Jorge Martin führte in Misano 23 Runden lang, dann kam Enea Bastianini …

(Motorsport-Total.com) – Mit einem beinharten Manöver in der letzten Runde hat sich Ducati-Werkspilot Enea Bastianini den Sieg im Grand Prix der Emilia-Romagna in Misano gesichert.

Für Ducati, wo Bastianini im kommenden Winter von Marc Marquez abgelöst wird, war es am Sonntag der insgesamt 100. Grand-Prix-Sieg in der MotoGP-Klasse.

Eben diesen 100. Ducati-Sieg schien Pramac-Ducati-Pilot Jorge Martin schon sicher zu haben, als er es war, der in Kurve 4 der letzten Runde von Bastianini buchstäblich überrumpelt wurde. Bei dem Manöver, das sich in einer der langsamsten Kurven der Strecke zutrug, berührten sich die beiden Motorräder leicht.

Daraufhin kamen sowohl Martin als auch Bastianini für einen kurzen Moment von der Piste ab und mussten die asphaltierte Auslaufzone in Anspruch nehmen, bevor sie auf eigentliche Rennstrecke zurückkehrten und eine knappe Runde später die Zielflagge sahen.

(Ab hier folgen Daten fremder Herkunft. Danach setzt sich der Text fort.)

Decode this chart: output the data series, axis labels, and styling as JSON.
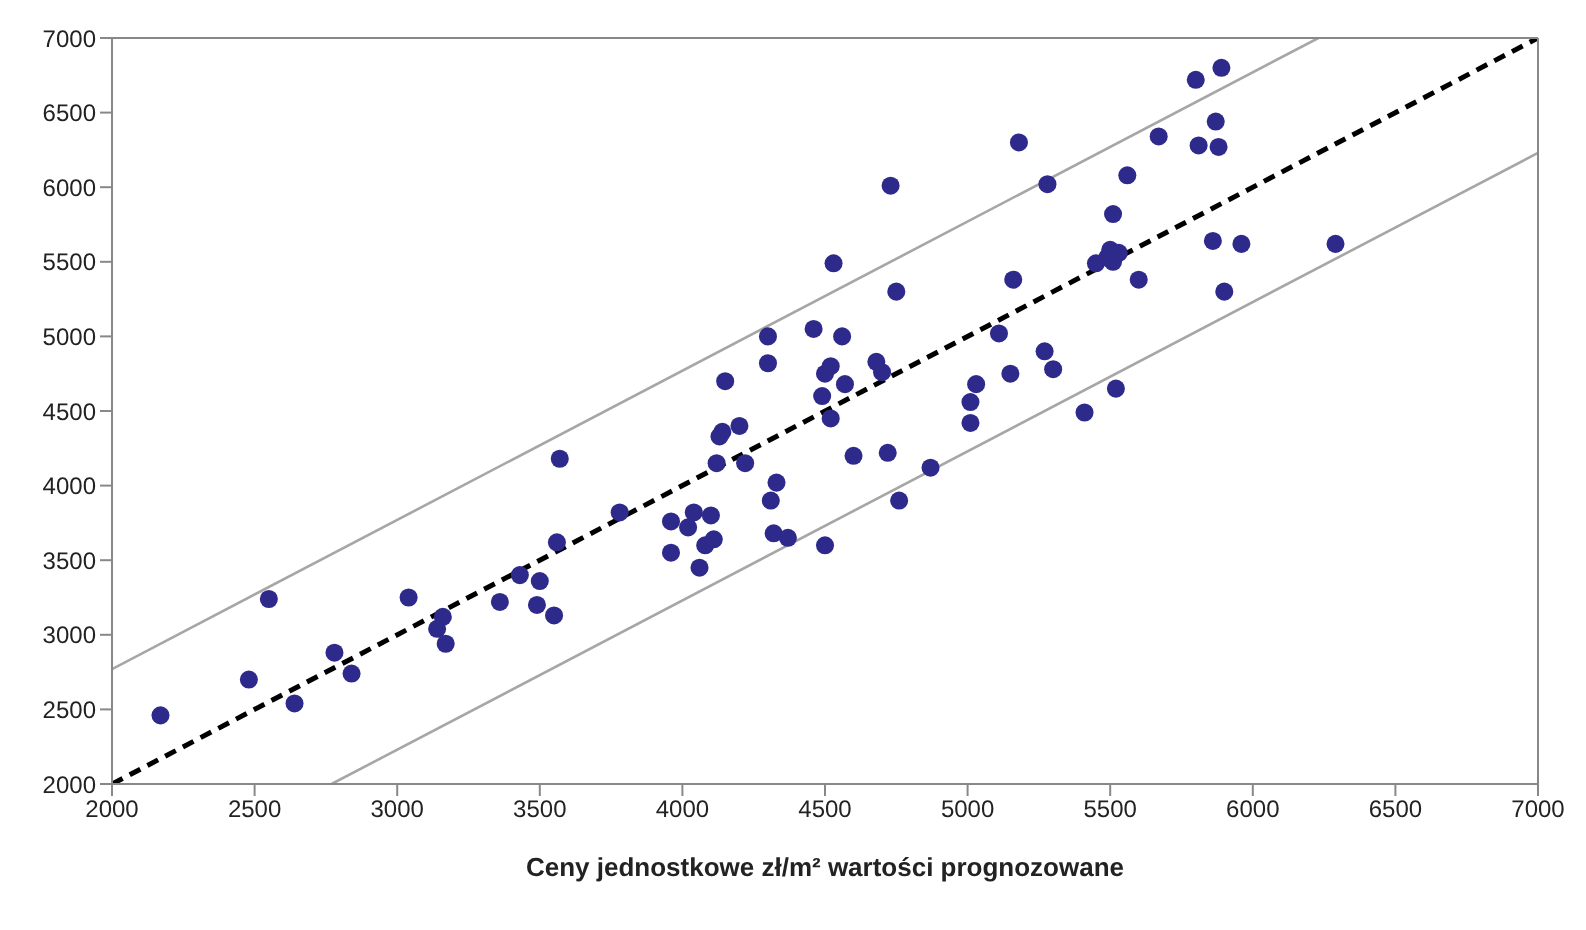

Die Rennkommissare haben nicht nur keine Strafe gegen Bastianini ausgesprochen. Der Vorfall wurde gar nicht erst untersucht. Dazu, und zum Manöver an sich, haben Bastianini und Martin naturgemäß unterschiedliche Ansichten. Und auch Marc Marquez, der selbst kein Kind von Traurigkeit ist, klinkt sich in die Diskussion ein, wobei seine Ansicht durchaus überraschend ist.

Während Enea Bastianini den Sieg feierte, kam Jorge Martin nach 23 von 27 möglichen Führungsrunden „nur“ als Zweiter ins Ziel. Als er mit fünf Sekunden Rückstand auf den Sieger die Ziellinie kreuzte, machte Martin eine eindeutige Geste, die zeigte, wie wütend er war.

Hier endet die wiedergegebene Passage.